Yesterday, I linked to an interesting post by Michael Pettis, discussing the rise and fall of Japan in global share of GDP, and suggesting that perhaps the same thing would happen to China at some point going forward.
This morning, I made some graphs from IMF data, looking at this in more detail. First off, here is the data looked at in the way Michael did it with market exchange rates. In addition to the US, China, and Japan, I added the European Union and India for additional context.
You can see the story Michael is telling - Japan grew it's share massively in the 1980s and early 1990s, and then lost share, to where China is now crossing Japan. In the meantime the US and Europe have had broadly constant shares at around 25-30% of total world product.
However, this data is computed with market exchange rates. Roughly speaking, what that means is that we compute the share of Japan, say, relative to the US, by taking the Yen-Dollar exchange rate at any given time, and using that to translate Japanese official GDP figures in Yen into dollars. That seems reasonable, but there is one issue with it: exchange rates can fluctuate for a lot of reasons that have nothing to do with the current size of national economic production, but rather reflect the attractiveness of investing in those currencies/nations. Thus factors like asset price trends and interest rates can cause exchange rate movements that affect the graph above.
For that reason, economists long since figured out "Purchasing Power Parity" comparison methods which are based on figuring out what exchange rate would be required to make an equivalent basket of goods and services in each country cost the same. When we are trying to compare national outputs, that's generally a better way of performing the comparison (if we want to know who makes more stuff, we'd ideally like to do that comparison in a way in which we count the stuff the same way in both countries).
So the IMF also publishes PPP GDP figures, and if we do the comparison that way, we get a rather different story:
Now Japanese share of global output was roughly flat through the early 1990s, and then started declining. However, we see that Europe's share of output has been declining for decades, and the US share has been declining since the late 1990s. Meanwhile, China's share (and India's, and no doubt a bunch of other Asian countries) has been steadily increasing.
So this is more of a Alan Greenpan Age-of-Turbulence type story about the more rapid growth in the ex-socialist countries that have figured out how to do modern industrial capitalism and are growing rapidly as they apply those methods to their countries. And Japan becomes just another developed country whose market share is shrinking.
That story probably has a ways to run yet.
In particular, I think it's important to remember the issue of labor costs:
Japanese labor costs are within the ballpark of US and European costs, and once that became so, Japanese heroic growth came to a stop, as Japan essentially became subject to the same growth constraints as the rest of the developed world (the difficulty of innovating new techniques) in addition to the after-effects of its bubble/overshoot. As usual, bubbles get going based on some real factor in the fundamentals (the rapid growth of Japan as it adopted industrial production methods), and then lead to an overshoot after the fundamental trend hits its limits (Japan pretty much reached equilibrium with the rest of the developed world in its labor costs and level of labor productivity/technological sophistication).

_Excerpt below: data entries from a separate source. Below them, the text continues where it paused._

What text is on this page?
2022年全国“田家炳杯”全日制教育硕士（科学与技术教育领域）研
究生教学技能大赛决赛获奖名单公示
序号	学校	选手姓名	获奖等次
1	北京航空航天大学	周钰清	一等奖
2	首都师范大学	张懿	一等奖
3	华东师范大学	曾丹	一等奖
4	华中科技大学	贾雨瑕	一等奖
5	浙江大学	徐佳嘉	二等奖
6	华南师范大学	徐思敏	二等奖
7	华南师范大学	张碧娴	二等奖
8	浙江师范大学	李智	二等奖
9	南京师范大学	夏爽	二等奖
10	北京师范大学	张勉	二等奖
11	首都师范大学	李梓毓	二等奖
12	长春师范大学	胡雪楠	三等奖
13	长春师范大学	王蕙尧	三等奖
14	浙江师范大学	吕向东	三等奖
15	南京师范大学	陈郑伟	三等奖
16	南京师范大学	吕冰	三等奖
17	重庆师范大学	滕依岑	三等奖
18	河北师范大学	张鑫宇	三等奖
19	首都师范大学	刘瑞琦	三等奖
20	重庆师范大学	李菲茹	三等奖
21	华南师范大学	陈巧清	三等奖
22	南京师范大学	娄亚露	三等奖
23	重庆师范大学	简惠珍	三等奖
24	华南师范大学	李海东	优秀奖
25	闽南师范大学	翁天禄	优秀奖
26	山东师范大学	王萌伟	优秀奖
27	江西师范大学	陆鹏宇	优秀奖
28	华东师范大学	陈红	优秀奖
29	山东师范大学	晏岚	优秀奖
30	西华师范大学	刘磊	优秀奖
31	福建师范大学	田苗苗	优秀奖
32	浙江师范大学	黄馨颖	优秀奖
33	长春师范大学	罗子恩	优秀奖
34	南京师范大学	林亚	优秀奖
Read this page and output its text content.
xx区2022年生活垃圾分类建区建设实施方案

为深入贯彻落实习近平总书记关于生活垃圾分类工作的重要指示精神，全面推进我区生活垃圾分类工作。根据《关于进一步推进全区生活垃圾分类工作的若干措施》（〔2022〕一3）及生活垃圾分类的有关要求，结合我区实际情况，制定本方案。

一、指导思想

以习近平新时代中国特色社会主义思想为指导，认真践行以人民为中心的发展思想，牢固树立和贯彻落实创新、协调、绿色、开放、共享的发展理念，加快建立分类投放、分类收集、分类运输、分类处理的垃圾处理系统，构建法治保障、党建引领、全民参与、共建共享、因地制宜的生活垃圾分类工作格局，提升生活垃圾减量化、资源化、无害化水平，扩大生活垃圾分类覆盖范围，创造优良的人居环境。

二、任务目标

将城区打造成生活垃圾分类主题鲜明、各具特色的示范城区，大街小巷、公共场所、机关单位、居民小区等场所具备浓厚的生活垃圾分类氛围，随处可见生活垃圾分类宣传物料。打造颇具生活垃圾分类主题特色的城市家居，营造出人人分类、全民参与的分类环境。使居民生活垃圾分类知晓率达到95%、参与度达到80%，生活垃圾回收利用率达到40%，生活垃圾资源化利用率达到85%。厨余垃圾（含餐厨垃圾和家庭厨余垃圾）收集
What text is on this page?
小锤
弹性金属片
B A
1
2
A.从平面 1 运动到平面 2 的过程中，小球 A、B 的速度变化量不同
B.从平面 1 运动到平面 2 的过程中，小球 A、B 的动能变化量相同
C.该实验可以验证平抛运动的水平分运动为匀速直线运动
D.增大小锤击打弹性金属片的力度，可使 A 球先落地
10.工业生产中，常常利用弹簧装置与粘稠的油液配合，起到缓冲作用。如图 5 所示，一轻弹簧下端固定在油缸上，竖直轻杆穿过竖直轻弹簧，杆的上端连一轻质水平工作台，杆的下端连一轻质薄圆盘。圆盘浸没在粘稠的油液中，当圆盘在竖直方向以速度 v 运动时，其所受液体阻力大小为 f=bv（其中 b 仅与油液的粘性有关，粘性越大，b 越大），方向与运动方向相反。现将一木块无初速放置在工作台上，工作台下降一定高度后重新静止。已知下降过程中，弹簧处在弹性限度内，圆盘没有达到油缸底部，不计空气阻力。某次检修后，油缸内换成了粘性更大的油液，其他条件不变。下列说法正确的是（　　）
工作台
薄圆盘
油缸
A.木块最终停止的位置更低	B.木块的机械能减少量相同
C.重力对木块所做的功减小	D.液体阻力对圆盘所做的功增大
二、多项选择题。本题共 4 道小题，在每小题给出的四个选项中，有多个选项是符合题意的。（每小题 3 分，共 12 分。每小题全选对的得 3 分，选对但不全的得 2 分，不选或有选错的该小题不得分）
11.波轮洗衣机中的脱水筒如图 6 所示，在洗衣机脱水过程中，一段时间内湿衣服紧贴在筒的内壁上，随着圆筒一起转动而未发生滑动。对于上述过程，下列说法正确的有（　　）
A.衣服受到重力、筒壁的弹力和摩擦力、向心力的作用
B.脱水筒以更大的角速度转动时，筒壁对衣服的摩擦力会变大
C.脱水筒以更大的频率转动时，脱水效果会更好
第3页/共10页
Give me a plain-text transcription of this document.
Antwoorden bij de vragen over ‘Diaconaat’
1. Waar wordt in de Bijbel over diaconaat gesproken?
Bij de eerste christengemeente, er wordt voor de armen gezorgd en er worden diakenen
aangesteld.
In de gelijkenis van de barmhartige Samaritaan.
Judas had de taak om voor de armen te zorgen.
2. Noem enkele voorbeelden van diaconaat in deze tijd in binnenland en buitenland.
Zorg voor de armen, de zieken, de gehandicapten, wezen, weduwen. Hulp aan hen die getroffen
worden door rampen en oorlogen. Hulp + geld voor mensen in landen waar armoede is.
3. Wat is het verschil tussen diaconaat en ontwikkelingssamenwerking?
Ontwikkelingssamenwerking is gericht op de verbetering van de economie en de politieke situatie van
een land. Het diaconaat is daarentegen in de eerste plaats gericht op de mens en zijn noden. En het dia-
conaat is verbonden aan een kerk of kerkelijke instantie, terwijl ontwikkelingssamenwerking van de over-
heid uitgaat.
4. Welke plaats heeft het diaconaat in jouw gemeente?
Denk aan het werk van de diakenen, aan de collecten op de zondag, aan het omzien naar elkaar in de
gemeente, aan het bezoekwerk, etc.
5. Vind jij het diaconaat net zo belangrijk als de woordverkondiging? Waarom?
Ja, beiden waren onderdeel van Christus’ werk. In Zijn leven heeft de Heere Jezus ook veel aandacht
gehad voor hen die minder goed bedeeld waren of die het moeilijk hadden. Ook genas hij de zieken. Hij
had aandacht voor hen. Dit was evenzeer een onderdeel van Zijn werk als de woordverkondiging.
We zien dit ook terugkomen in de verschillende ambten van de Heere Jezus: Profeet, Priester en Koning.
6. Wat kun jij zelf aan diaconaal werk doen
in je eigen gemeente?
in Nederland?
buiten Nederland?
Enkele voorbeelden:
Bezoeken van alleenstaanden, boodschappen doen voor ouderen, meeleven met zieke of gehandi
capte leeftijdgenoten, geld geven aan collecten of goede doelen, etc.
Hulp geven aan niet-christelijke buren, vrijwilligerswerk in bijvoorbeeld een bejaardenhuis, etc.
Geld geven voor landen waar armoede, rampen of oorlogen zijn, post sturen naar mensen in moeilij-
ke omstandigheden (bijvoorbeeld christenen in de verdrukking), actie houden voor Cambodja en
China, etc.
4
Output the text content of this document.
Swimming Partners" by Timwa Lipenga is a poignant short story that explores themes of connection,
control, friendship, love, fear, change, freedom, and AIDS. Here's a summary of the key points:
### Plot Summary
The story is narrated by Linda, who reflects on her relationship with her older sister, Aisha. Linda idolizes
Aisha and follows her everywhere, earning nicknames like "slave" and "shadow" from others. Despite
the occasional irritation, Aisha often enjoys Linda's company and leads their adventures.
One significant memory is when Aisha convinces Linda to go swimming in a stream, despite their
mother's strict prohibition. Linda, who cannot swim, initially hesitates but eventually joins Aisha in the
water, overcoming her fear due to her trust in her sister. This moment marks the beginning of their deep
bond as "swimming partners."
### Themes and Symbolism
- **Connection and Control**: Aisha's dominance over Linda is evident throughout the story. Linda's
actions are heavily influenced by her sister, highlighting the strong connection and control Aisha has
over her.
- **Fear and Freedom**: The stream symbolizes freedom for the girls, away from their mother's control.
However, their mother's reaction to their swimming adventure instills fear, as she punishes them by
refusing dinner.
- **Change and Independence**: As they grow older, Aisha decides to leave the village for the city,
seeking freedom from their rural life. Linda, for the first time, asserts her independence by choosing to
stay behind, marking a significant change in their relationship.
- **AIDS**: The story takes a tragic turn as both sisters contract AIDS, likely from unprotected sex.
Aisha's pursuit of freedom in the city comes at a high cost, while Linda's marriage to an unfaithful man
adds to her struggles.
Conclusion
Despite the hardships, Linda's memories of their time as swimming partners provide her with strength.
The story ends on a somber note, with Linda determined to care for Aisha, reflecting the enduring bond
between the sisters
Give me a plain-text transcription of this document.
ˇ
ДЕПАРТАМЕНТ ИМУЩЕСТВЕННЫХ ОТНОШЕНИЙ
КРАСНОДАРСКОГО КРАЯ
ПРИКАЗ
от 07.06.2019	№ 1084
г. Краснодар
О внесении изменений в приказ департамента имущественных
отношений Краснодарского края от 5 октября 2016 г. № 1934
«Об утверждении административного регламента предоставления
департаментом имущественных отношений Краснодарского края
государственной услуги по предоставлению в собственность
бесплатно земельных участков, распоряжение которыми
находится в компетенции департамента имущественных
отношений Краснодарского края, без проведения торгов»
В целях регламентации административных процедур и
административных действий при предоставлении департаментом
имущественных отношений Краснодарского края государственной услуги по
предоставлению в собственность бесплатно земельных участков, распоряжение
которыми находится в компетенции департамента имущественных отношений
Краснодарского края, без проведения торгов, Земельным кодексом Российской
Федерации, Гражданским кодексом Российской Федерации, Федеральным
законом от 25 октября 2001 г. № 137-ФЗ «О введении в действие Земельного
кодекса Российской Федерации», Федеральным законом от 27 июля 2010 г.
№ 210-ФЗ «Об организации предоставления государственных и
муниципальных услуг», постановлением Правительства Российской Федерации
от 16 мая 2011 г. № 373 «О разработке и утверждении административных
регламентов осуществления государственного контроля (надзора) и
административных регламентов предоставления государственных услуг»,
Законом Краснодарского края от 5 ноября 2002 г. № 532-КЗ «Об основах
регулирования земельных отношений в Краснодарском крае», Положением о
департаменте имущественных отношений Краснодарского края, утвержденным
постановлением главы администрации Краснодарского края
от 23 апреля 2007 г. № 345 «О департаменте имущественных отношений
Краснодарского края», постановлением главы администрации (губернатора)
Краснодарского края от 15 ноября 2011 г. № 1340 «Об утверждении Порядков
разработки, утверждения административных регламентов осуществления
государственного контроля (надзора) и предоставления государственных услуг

Chinese labor costs are still a few cents on the dollar, so massive Chinese growth probably is not about to hit that particular wall for a while - China still has a long way to grow just based on adopting well-known and established techniques to its very low cost labor force, rather than needing to innovate entirely new ones. So while there may well be hiccups along the way, it's not clear how relevant the Japanese example is just yet.